Un grand jour à Aarau pour Chantal Zollet

International / 14.09.2021

Un grand jour à Aarau pour Chantal Zollet

Dimanche à Aarau avait lieu la plus belle course d’obstacle du pays, le Grand Steeple-chase de Suisse (L). La Suissesse Chantal Zollet a signé le jumelé gagnant de l’épreuve avec les ex-français Baraka de Thaix (Dom Alco) et Bergerac (Spirit One), s’offrant une première Listed par la même occasion.

Par Alice Baudrelle

Chantal Zollet connaît le Grand Steeple de Suisse par cœur, elle qui y a participé huit fois en tant que jockey. À l’époque, elle était aussi réputée dans son pays que Nathalie Desoutter en France : « J’ai monté en plat et en obstacle pendant quinze ans. J’ai commencé à 18 ans avec une licence amateur, puis je suis passée professionnelle. En tout, j’ai décroché 87 victoires, dont le Grand Cross de Maienfeld à trois reprises. Je n’ai pas gagné de course black type, mais j’ai terminé deuxième d’une Listed à Milan.
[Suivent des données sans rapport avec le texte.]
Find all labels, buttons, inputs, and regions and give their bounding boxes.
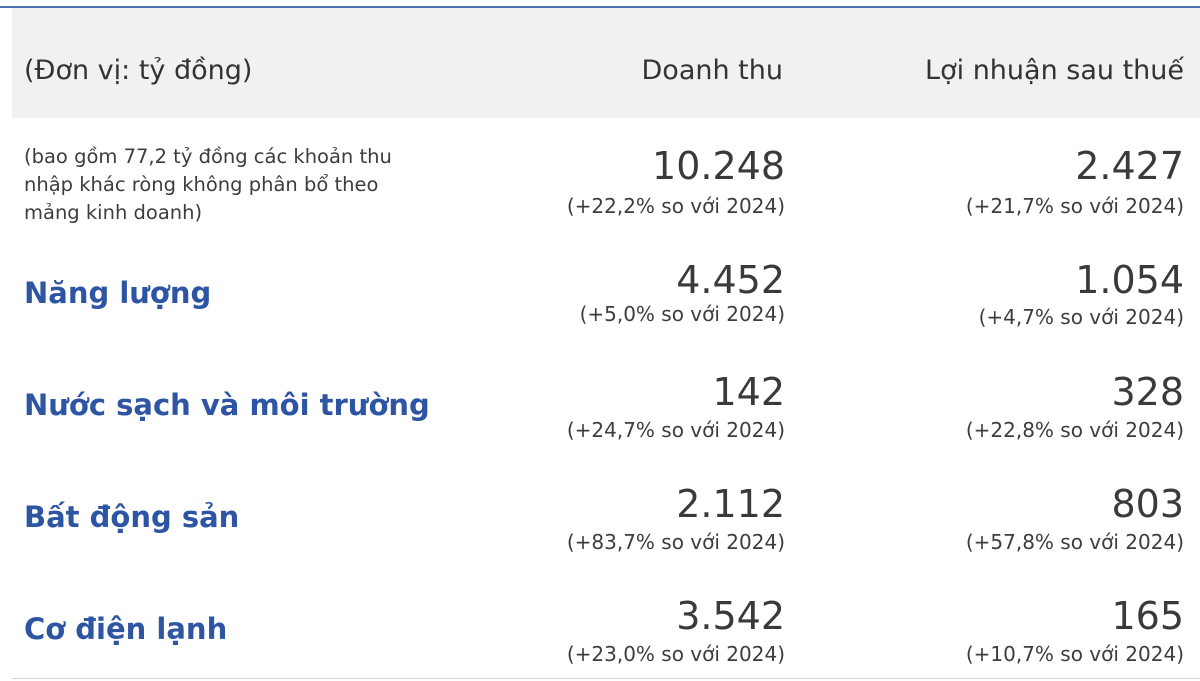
total-revenue-change: (+22,2% so với 2024) [566, 194, 785, 218]
unit-header: (Đơn vị: tỷ đồng) [24, 55, 253, 86]
real-estate-profit-change: (+57,8% so với 2024) [965, 530, 1184, 554]
water-profit-change: (+22,8% so với 2024) [965, 418, 1184, 442]
total-note: (bao gồm 77,2 tỷ đồng các khoản thu nhập… [24, 145, 392, 224]
top-divider [0, 6, 1200, 8]
water-revenue-value: 142 [712, 370, 785, 414]
real-estate-revenue-change: (+83,7% so với 2024) [566, 530, 785, 554]
water-revenue-change: (+24,7% so với 2024) [566, 418, 785, 442]
profit-header: Lợi nhuận sau thuế [925, 55, 1184, 86]
energy-revenue-value: 4.452 [676, 258, 785, 302]
bottom-divider [12, 678, 1200, 679]
mep-revenue-value: 3.542 [676, 594, 785, 638]
energy-profit-value: 1.054 [1075, 258, 1184, 302]
segment-label-energy: Năng lượng [24, 276, 212, 310]
total-profit-change: (+21,7% so với 2024) [965, 194, 1184, 218]
mep-profit-value: 165 [1111, 594, 1184, 638]
segment-label-water: Nước sạch và môi trường [24, 388, 430, 422]
total-profit-value: 2.427 [1075, 144, 1184, 188]
real-estate-revenue-value: 2.112 [676, 482, 785, 526]
energy-profit-change: (+4,7% so với 2024) [978, 305, 1184, 329]
total-revenue-value: 10.248 [652, 144, 785, 188]
revenue-header: Doanh thu [641, 55, 783, 86]
segment-label-real-estate: Bất động sản [24, 500, 240, 534]
segment-label-mep: Cơ điện lạnh [24, 612, 228, 646]
mep-revenue-change: (+23,0% so với 2024) [566, 642, 785, 666]
water-profit-value: 328 [1111, 370, 1184, 414]
table-header [12, 8, 1200, 118]
real-estate-profit-value: 803 [1111, 482, 1184, 526]
mep-profit-change: (+10,7% so với 2024) [965, 642, 1184, 666]
energy-revenue-change: (+5,0% so với 2024) [579, 302, 785, 326]
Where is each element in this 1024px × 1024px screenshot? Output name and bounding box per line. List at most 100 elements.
Lorsque je me suis installée entraîneur il y a dix-huit ans, j’ai continué à monter en course en même temps, puis j’ai arrêté. Cela fait environ huit ans que je ne suis plus jockey. J’ai dû attendre vingt ans pour gagner le Grand Steeple de Suisse ! C’était la seule course du pays que je n’avais réussi à gagner, ni en tant qu’entraîneur, malgré une dizaine de participations, ni en tant que jockey. Dimanche, j’avais fait venir deux jockeys très professionnels pour monter mes chevaux : Ludovic Philipperon pour Baraka de Thaix, et Damien Mescam pour Bergerac. Ils ont tous les deux monté à la perfection. Je tiens à remercier tout mon entourage et les gens qui m’ont fait confiance. »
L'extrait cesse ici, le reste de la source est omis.